First thing is first – watch this.

It hurts, doesn’t it? Mostly the cat. That damn cat.

But here’s the thing, I think I need that cat. I mean, I really miss my cat back home, and wish desperately that I could claim my flat is constantly dirty because I have an animal to look after (which might seem like a stretch, but my cat used to steal my jewelry and hide it in corners of the basement along with bits of his supper – disgusting. He also has a great fondness for getting his paws wet with toilet water and then running to the nearest window to ‘clean’ it). Moreover, cats have attitude. Major attitude. Grumpy cat anyone?

This is the face I need to see first thing in the morning as it paws at my own, annoyed that I’m not feeding it. Annoyed that I’ve hit snooze on my alarm five times already. Annoyed that I’ve already decide I’m not going to go to the doctor today… for the fourth day in a row. Annoyed that I’m going to spend my day off reading articles on Buzzfeed and watching The Voice online (but can I be blamed? Usher, why so beautiful?). Annoyed that I continually complain about working in a café full-time and continually do nothing to change my situation. Annoyed that I’m always tired. Exhausted.

While I miss the comfort of a furball, what I really need is the tough love.

And since my lease clearly states that I’m not allowed to have pets – I’m going to have to give it to myself.

So if we ignore the glaringly obvious masturbation joke, we can get to the root of the problem.


Change is one of those things we talk about a lot – good, bad, necessary. It’s not something we tend to do a whole lot of though. Not by choice.

People tend to be creatures of habit. For all we fancy epic stories about warriors on great quests and heroes saving the world – we’re a lot more like hobbits. And not the awesome Baggins-type either. More the sad, frumpy, extra hairy feet-kind that smoke too much and break chairs with our robust rear ends. The ones that wouldn’t make up stories about giant, impulsive humans – not because they couldn’t, but rather they couldn’t be bothered.

But I’m bothered.

We avoid change like a ninth grade gym class dodges flying red balls. People love stability, yet we also desperately crave chance. The sheer potential, the unpredictability, the hope.

Maybe this is the winning lotto ticket. Maybe tonight is my night. Maybe this time he’ll stay.

In my experience, chance is when a pigeon flies into the café you work at and lands on you shoulder like you summoned it with your newfound skills as the Queen of winged rats (cheers, Kim).

So why do we waste our time pretending?

For instance, take the single person mantra, “If you stop looking, love will come to you.” It makes perfect sense. Actively ignore any means to acquire what you want and hope it’ll magically appear. People, after all, are wizards at heart. Sadly, it doesn’t seem to be working with my taxes, and despite what some smug couple might tell you – it’s generally not the case.

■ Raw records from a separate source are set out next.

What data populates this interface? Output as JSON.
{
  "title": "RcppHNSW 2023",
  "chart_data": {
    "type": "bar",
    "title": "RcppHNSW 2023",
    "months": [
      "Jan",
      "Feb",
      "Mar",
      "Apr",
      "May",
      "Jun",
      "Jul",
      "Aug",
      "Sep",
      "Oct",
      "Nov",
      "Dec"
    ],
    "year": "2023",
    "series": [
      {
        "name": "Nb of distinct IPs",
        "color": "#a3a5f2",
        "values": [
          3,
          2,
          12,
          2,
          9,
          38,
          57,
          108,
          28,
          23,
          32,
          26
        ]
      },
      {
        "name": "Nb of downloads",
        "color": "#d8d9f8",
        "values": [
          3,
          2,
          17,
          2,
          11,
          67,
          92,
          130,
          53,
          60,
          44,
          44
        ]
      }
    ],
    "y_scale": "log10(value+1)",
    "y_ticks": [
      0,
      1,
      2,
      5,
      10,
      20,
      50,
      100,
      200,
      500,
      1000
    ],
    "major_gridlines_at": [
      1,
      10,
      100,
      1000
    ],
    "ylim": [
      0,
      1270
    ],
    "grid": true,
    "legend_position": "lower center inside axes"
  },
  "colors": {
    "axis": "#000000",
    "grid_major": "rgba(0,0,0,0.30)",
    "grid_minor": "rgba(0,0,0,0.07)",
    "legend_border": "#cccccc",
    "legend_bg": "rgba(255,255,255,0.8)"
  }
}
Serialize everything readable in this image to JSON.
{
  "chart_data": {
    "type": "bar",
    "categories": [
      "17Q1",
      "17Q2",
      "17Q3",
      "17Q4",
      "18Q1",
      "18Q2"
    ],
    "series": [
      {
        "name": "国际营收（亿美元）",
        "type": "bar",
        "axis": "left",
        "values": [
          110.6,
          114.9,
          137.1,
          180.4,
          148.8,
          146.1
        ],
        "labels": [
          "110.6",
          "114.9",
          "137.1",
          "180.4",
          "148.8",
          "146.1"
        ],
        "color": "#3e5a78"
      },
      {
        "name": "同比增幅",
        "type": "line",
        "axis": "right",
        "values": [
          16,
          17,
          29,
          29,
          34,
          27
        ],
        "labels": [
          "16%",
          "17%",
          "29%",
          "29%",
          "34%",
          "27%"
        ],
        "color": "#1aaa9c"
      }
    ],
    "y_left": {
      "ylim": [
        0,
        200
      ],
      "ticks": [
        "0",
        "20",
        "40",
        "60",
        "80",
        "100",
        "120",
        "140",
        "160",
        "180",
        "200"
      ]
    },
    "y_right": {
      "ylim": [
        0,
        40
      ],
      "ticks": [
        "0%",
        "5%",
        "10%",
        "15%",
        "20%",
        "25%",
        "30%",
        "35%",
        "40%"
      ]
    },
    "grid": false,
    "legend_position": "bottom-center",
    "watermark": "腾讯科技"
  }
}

At least, I haven’t had much luck Beyoncé walking down the street ‘for myself’ (can we take a moment to appreciate that Beyoncé autocorrects with an accent).

Is it change or is it the potential for rejection – love or otherwise – that we really fear?

We lock ourselves away in safe little bubbles – behind computer screens, at jobs we don’t like, studying subjects we’re not interested in but may result in future employability – because the idea of that bubble bursting is far more terrifying than spending one more week inside it. And that week quickly can turn into months, years, decades. One day, maybe, you can try to think of a safe way to exit the bubble without causing it too much damage. Because you never know, you might have to return to it one day. No sense in burning bridges.

But that’s the whole point, isn’t it? Burning bridges? Not in the pyromaniac sense, of course. Though scorched earth policy – that shit works, just ask the Russians. I think it would just be a lot easier for people if the only path we could choose was forward – Russian winters be damned.

Because that choice, as blaringly obvious as it may seem from the outside, is somehow an impossibly difficult one. Tough calls are tough for a reason. We all curse out the referee watching out favorite teams, but when it comes to our own lives – we watch passively from the sideline. Refuse to get our heads in the game. And yes, I did just make a High School Musical reference. Worse, I didn’t even mean it ironically.

Obviously, the best places to get advice from are adolescent television musicals and Youtube videos with pictures of animals, right?

I thought as much.

Zefron, rabbit – I won’t let you down.

Writing internship applications, here I come.